We deployed a Docker system on CentOS. After running for a period of time, we suddenly found that all containers were running abnormally, and the host kernel reported a disk I/O error: kernel: Buffer I/O error on devicekernel: EXT4-fs warning: ext4_end_bio:332: I/O errorkernel: EXT4-fs: Remounting filesystem read-only
The first reflection of the problem is to check the disk status and space usage, and find that the root directory of the system has been used up: Filesystem Type Size Used Avail Use% Mounted on /dev/mapper/centos-root xfs 50G 50G 134M 100% /Devtmpfs devtmpfs 1.9G 0 1.9G 0% /devTmpfs tmpfs 1.9G 0 1.9G 0% /dev/shmTmpfs tmpfs 1.9G 8.7M 1.9G 1% / runTmpfs tmpfs 1.9G 0 1.9G 0% /sys/fs/cgroup/dev/sda1 xfs 497M 123M 375M 25% /bootTmpfs tmpfs 378M 0 378M 0% /run/user/0
We know that the default storage directory of Docker is under /var/lib/docker/, and we also know that the default storage path of Docker can be modified by using the -g, --graph=”/var/lib/docker” parameter.

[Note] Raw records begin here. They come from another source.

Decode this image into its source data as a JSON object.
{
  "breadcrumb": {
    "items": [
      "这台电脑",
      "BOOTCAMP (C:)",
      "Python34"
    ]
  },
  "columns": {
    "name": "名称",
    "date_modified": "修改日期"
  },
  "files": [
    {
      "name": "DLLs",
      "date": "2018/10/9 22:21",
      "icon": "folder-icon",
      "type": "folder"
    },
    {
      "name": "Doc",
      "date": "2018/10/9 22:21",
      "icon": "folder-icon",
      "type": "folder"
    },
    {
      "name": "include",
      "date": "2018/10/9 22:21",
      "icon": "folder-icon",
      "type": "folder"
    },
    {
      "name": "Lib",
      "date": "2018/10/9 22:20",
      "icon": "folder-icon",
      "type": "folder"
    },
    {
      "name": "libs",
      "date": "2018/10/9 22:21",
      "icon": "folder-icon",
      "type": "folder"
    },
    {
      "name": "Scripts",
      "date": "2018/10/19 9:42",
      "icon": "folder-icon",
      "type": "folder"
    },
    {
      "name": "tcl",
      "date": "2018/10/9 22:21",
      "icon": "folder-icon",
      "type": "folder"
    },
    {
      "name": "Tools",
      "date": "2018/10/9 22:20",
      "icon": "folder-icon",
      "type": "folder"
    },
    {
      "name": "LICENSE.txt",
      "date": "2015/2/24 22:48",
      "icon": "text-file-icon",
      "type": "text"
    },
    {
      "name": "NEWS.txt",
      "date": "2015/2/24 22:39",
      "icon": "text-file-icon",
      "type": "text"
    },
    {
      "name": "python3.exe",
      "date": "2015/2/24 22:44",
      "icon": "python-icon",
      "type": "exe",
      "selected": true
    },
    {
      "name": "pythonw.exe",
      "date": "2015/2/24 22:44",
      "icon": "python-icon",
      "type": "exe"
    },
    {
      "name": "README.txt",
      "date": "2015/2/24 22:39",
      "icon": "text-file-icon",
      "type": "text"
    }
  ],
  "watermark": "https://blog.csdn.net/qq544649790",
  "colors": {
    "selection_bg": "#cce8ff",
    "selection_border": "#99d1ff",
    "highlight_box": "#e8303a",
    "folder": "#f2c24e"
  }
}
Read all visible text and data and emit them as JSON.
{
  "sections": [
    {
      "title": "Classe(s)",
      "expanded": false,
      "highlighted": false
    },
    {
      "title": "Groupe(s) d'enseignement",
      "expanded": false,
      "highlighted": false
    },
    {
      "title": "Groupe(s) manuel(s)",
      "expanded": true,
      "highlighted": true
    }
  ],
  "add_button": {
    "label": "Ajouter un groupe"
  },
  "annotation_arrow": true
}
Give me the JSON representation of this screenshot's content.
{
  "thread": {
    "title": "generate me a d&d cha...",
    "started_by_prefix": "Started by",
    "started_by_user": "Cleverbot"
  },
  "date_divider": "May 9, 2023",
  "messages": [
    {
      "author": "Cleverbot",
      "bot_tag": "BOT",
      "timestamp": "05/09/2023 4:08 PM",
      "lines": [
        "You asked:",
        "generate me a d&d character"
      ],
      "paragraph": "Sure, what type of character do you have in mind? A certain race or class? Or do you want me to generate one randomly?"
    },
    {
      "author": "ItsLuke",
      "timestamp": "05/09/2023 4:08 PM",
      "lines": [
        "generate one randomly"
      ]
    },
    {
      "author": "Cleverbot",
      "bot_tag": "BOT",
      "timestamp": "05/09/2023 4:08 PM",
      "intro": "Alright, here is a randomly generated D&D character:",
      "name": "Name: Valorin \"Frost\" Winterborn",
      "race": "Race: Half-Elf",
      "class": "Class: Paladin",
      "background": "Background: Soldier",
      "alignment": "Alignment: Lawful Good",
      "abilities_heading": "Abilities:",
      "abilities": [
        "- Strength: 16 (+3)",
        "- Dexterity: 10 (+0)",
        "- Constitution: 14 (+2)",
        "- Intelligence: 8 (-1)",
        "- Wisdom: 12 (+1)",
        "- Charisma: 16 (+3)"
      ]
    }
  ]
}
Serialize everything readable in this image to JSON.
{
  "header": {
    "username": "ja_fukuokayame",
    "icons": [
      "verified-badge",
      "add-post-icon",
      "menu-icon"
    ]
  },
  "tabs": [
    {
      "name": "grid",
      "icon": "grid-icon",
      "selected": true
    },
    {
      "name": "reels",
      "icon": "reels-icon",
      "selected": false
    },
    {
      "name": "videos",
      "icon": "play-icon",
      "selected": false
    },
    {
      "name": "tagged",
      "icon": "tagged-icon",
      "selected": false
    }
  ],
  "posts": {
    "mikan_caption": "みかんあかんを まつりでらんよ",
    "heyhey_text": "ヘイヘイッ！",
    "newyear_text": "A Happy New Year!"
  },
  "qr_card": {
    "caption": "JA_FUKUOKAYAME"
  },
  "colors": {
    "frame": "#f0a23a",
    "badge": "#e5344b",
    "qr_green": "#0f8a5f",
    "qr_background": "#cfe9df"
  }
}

After knowing the problem, we can mount a large hard disk to the system and change the directory of Docker to the newly mounted hard disk: Filesystem Type Size Used Avail Use% Mounted on/dev/mapper/centos-root xfs 50G 50G 134M 100% /Devtmpfs devtmpfs 1.9G 0 1.9G 0% /devTmpfs tmpfs 1.9G 0 1.9G 0% /dev/shmTmpfs tmpfs 1.9G 8.7M 1.9G 1% /runTmpfs tmpfs 1.9G 0 1.9G 0% /sys/fs /cgroup/dev/sda1 xfs 497M 123M 375M 25% /boot/dev/vdb xfs 300G 7G 293G 3% /dataTmpfs tmpfs 378M 0 378M 0% /run/user/0
I set the storage directory of Docker to the newly added /data directory, but the original image and container cannot be found because the path has changed. The original image is in /var/lib/docker/devicemapper/devicemapper/{data, metadata}. After transferring the files, we continue to run the Docker service, so that we have a 300G big house for Dockers to use.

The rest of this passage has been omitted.